Recentemente, um ganhador do Big Brother Brasil ao sair do confinamento foi entrevistado pelo apresentador Pedro Bial, como de costume, e, no momento da explosão, suas primeiras palavras foram: “Amo muito tudo isso”. Pode ter passado batido para milhões de telespectadores, não para o McDonald’s, que teve seu slogan gratuitamente veiculado em horário nobre graças a uma estratégia eficiente de comunicação. Por que isso aconteceu? “O segredo é não ser invasivo e conduzir uma conversa com o consumidor de forma que ele sinta-se parte da marca”, explica EDUARDO SIMON, CEO da DPZ&T, uma das mais prestigiadas e modernas agências de propaganda do país e, no caso, responsável pela conta da rede de fast-food.

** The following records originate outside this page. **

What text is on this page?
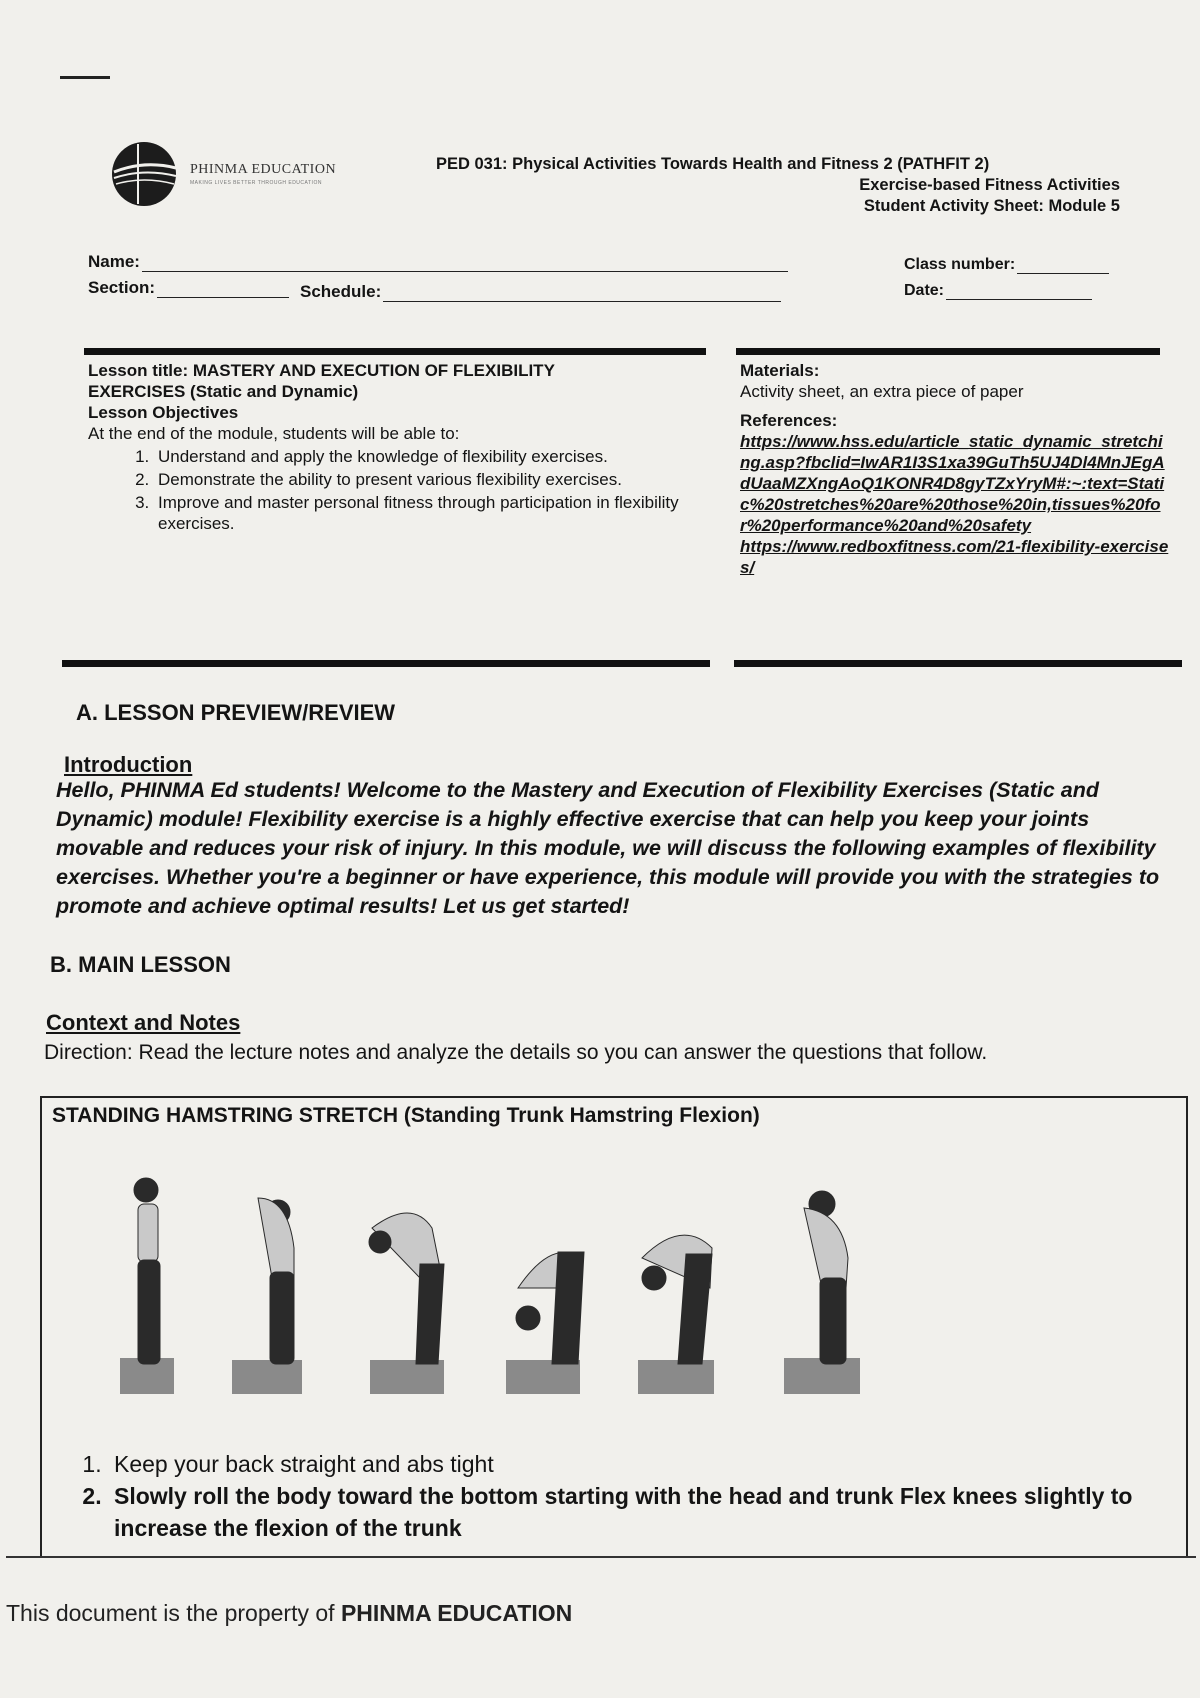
PHINMA EDUCATION
MAKING LIVES BETTER THROUGH EDUCATION
PED 031: Physical Activities Towards Health and Fitness 2 (PATHFIT 2)
Exercise-based Fitness Activities
Student Activity Sheet: Module 5
Name:
Section:	Schedule:
Class number:
Date:
Lesson title: MASTERY AND EXECUTION OF FLEXIBILITY
EXERCISES (Static and Dynamic)
Lesson Objectives
At the end of the module, students will be able to:
1. Understand and apply the knowledge of flexibility exercises.
2. Demonstrate the ability to present various flexibility exercises.
3. Improve and master personal fitness through participation in flexibility exercises.
Materials:
Activity sheet, an extra piece of paper
References:
https://www.hss.edu/article_static_dynamic_stretching.asp?fbclid=IwAR1I3S1xa39GuTh5UJ4Dl4MnJEgAdUaaMZXngAoQ1KONR4D8gyTZxYryM#:~:text=Static%20stretches%20are%20those%20in,tissues%20for%20performance%20and%20safety
https://www.redboxfitness.com/21-flexibility-exercises/
A. LESSON PREVIEW/REVIEW
Introduction
Hello, PHINMA Ed students! Welcome to the Mastery and Execution of Flexibility Exercises (Static and Dynamic) module! Flexibility exercise is a highly effective exercise that can help you keep your joints movable and reduces your risk of injury. In this module, we will discuss the following examples of flexibility exercises. Whether you're a beginner or have experience, this module will provide you with the strategies to promote and achieve optimal results! Let us get started!
B. MAIN LESSON
Context and Notes
Direction: Read the lecture notes and analyze the details so you can answer the questions that follow.
STANDING HAMSTRING STRETCH (Standing Trunk Hamstring Flexion)
1. Keep your back straight and abs tight
2. Slowly roll the body toward the bottom starting with the head and trunk Flex knees slightly to increase the flexion of the trunk
This document is the property of PHINMA EDUCATION
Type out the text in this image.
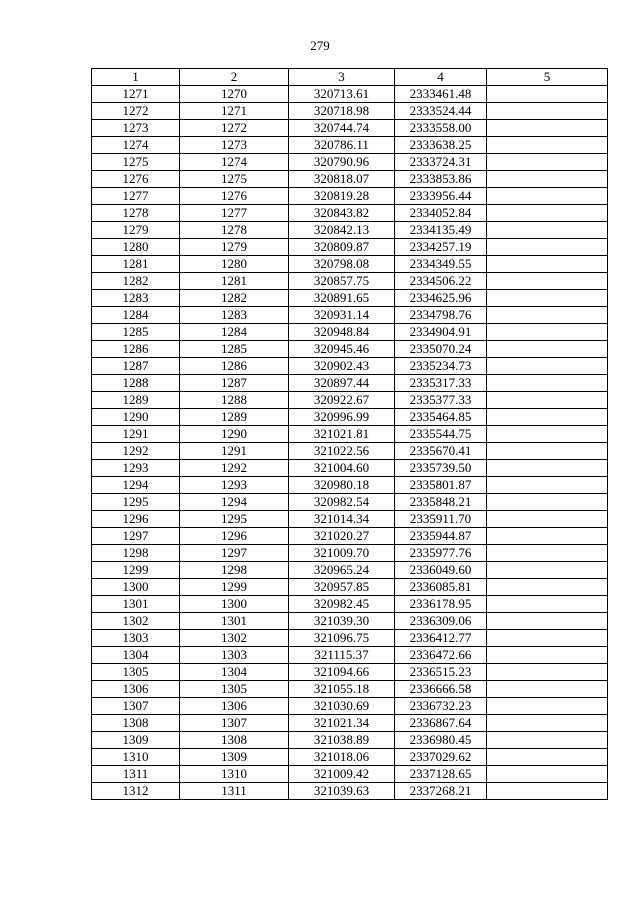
279
1	2	3	4	5
1271	1270	320713.61	2333461.48	
1272	1271	320718.98	2333524.44	
1273	1272	320744.74	2333558.00	
1274	1273	320786.11	2333638.25	
1275	1274	320790.96	2333724.31	
1276	1275	320818.07	2333853.86	
1277	1276	320819.28	2333956.44	
1278	1277	320843.82	2334052.84	
1279	1278	320842.13	2334135.49	
1280	1279	320809.87	2334257.19	
1281	1280	320798.08	2334349.55	
1282	1281	320857.75	2334506.22	
1283	1282	320891.65	2334625.96	
1284	1283	320931.14	2334798.76	
1285	1284	320948.84	2334904.91	
1286	1285	320945.46	2335070.24	
1287	1286	320902.43	2335234.73	
1288	1287	320897.44	2335317.33	
1289	1288	320922.67	2335377.33	
1290	1289	320996.99	2335464.85	
1291	1290	321021.81	2335544.75	
1292	1291	321022.56	2335670.41	
1293	1292	321004.60	2335739.50	
1294	1293	320980.18	2335801.87	
1295	1294	320982.54	2335848.21	
1296	1295	321014.34	2335911.70	
1297	1296	321020.27	2335944.87	
1298	1297	321009.70	2335977.76	
1299	1298	320965.24	2336049.60	
1300	1299	320957.85	2336085.81	
1301	1300	320982.45	2336178.95	
1302	1301	321039.30	2336309.06	
1303	1302	321096.75	2336412.77	
1304	1303	321115.37	2336472.66	
1305	1304	321094.66	2336515.23	
1306	1305	321055.18	2336666.58	
1307	1306	321030.69	2336732.23	
1308	1307	321021.34	2336867.64	
1309	1308	321038.89	2336980.45	
1310	1309	321018.06	2337029.62	
1311	1310	321009.42	2337128.65	
1312	1311	321039.63	2337268.21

“As pessoas estão o tempo todo on-line, mesmo quando não imaginam. Pelo uso do celular a tecnologia diz por onde você andou, o que consumiu, quanto gastou. Ela entrega uma série de dados que estão transformando a relação entre marcas e consumidores. E isso é bom e positivo”, diz Simon. “Brincamos dizendo que os dados são o novo bacon, porque usamos eles em tudo.”

De fato os dados estão revolucionando quase todos os segmentos de negócio do planeta. Entretanto, o posicionamento das marcas diante de questões sociais relevantes é outra chave para entender a propaganda atual. De acordo com o CEO da DPZ&T, o momento de mudança de pêndulo pelo qual passa o Brasil é uma excelente oportunidade para as marcas se colocarem e serem mais ousadas.

“Elas podem assumir uma posição importante de levar adiante pautas progressistas, como discutir o papel das mulheres na sociedade, os direitos das minorias. É o que a gente chama de ‘espírito do momento’, sabendo usar a tecnologia e os dados para entender o que as pessoas estão pensando”, revela Eduardo Simon. “As marcas que não fizerem isso ficarão para trás.”

Se você acha que a sua forma de se relacionar com o consumo era bastante moderna, prepare-se para uma transformação ainda mais profunda.